Holladay has received several prestigious fellowships and honors, including a Fulbright Senior Scholar Award, a Luce Fellowship, and a Festschrift titled “Scripture and Traditions: Essays on Early Judaism and Christianity in Honor of Carl R. Holladay.”
An ordained minister in the Church of Christ, Holladay serves on editorial boards for multiple scholarly journals, is a member of the Society of Biblical Literature, and currently serves as 2016-2017 president of the Society for New Testament Studies.
Holladay joins E. Brooks Holifield, Charles Howard Candler Professor Emeritus of American Church History, and Carol A. Newsom, Charles Howard Candler Professor of Old Testament, as the third Candler faculty member to be elected to the Academy in the last six years.
Mayberg is a professor in the departments of psychiatry, neurology and radiology at Emory. She holds the Dorothy C. Fuqua Chair in Psychiatric Neuroimaging and Therapeutics, and is co-founder of the Emory Neuromodulation and Technology Innovation Center (ENTICe).
Mayberg received an undergraduate degree in psychobiology from the University of California, Los Angeles, and an MD from the University of Southern California. She is a board certified neurologist, trained at the Neurological Institute of New York at Columbia University, and was a post-doctoral fellow in nuclear medicine at the Johns Hopkins Medical Institutions.
Mayberg heads a multidisciplinary depression research program dedicated to the study of brain circuits in depression and the effects of various antidepressant treatments measured using a variety of functional and structural imaging tools. The primary focus of the lab is to develop imaging and physiological based algorithms that will discriminate depressed patient subgroups and optimize treatment selection at all stages of the illness. Imaging findings provided the foundation for development and testing of deep brain stimulation (DBS) of the subcallosal cingulate region (Area 25), a novel intervention for patients with treatment resistant depression.
In 2013 she was named one of the university’s “Game Changers” in recognition of her pioneering DBS research, which has been heralded as a one of the first hypothesis-driven treatment strategies for a major mental illness. At Emory, DBS studies aim to refine, optimize and extend the potential of this treatment strategy, with experiments designed to characterize and define mechanisms mediating DBS response and to develop biomarkers that will improve patient selection, enhance precision of surgical targeting and optimize stimulation parameters.
Mayberg is an elected member of the National Academy of Medicine, the American Neurological Association and the American College of Neuropsychopharmacology. She is active in the Society for Neuroscience, The Organization for Human Brain Mapping and the Society of Biology Psychiatry, where she previously served as president.
Among various honors, she is the recipient of the Falcone Prize in Mood Disorders Research from Brain and Behavior Research Foundation (formerly NARSAD), the Arnold Pfeffer Prize from the New York Psychoanalytic Institute, the Raymond Adams Award from the American Neurological Association, and Roche-Nature Medicine Senior Award for Translational Neuroscience.

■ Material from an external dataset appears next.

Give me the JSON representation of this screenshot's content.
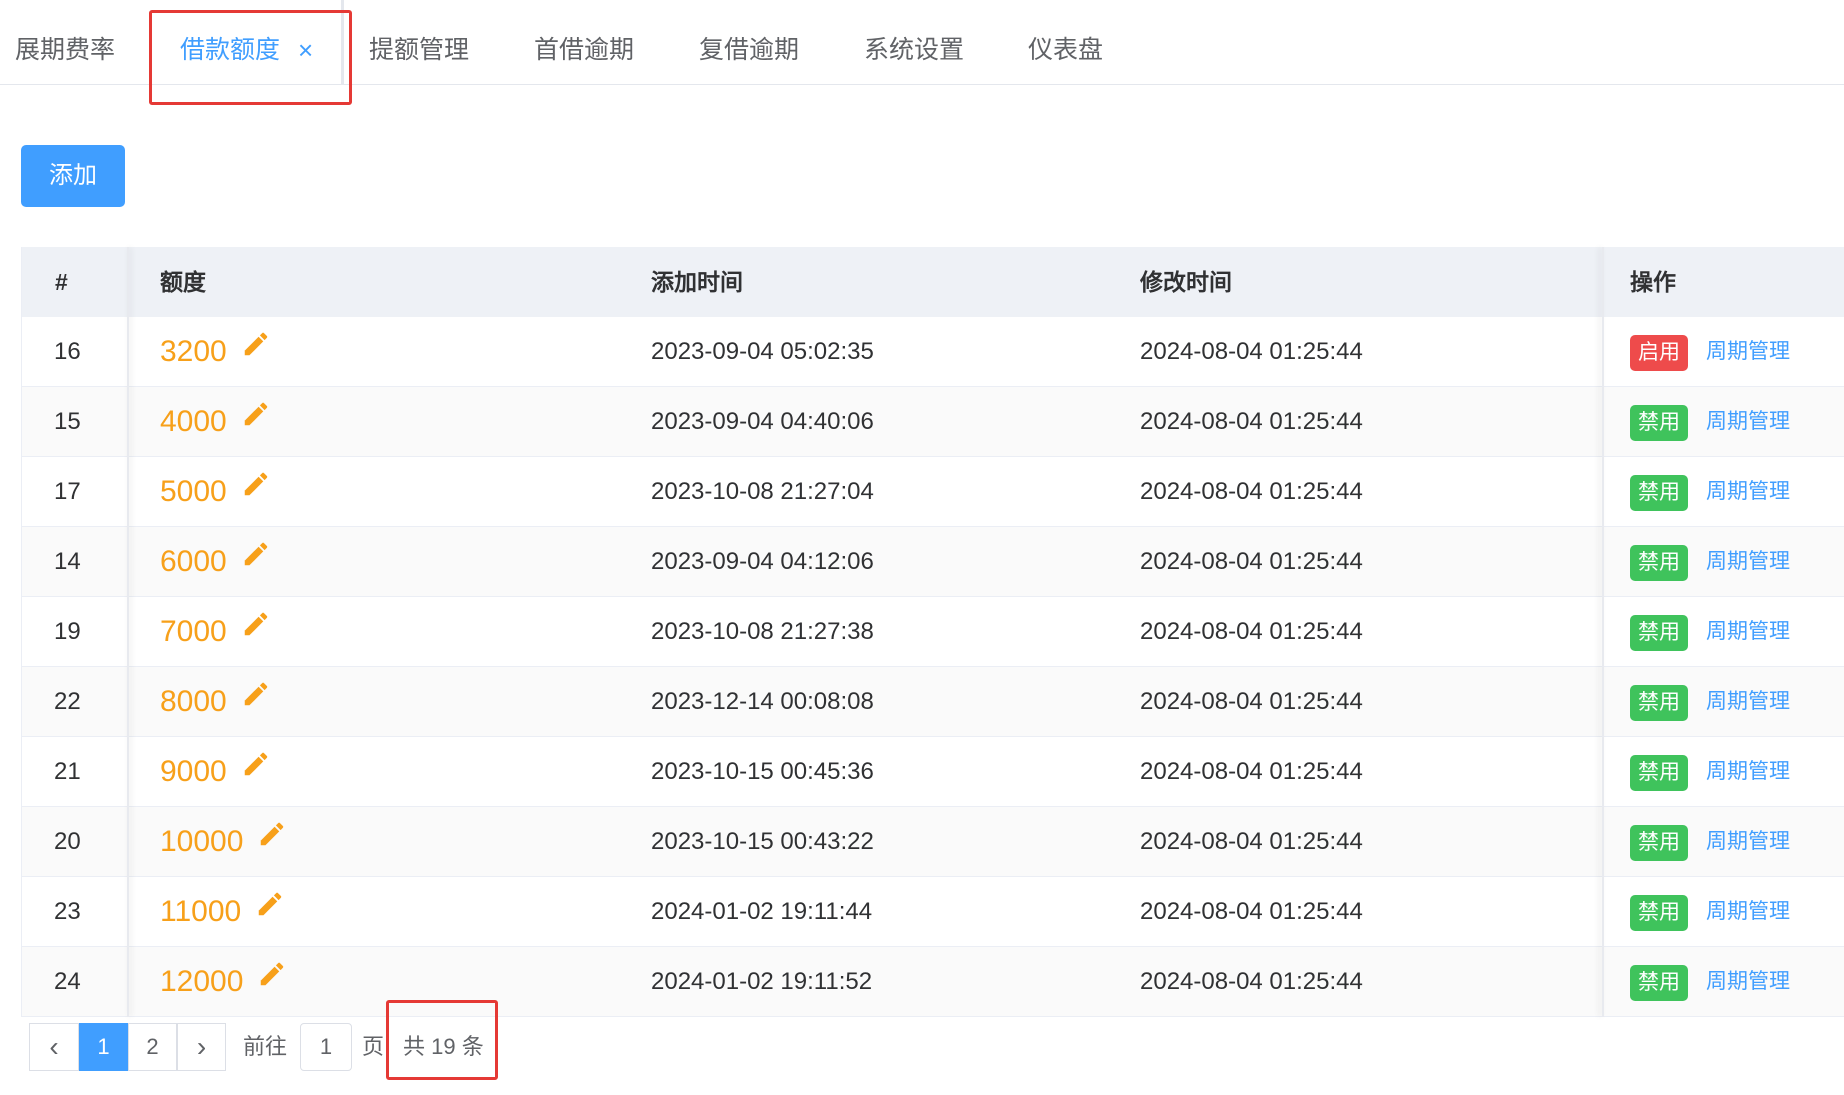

Since its founding in 1780, the American Academy of Arts and Sciences has elected leading "thinkers and doers" from each generation, including George Washington and Benjamin Franklin in the 18th century, Daniel Webster and Ralph Waldo Emerson in the 19th, and Albert Einstein and Winston Churchill in the 20th. The current membership of 4,800 Fellows and 600 Foreign Honorary Members includes more than 250 Nobel laureates and more than 60 Pulitzer Prize winners, and brings a wide range of expertise to the academy's multidisciplinary analyses of contemporary issues.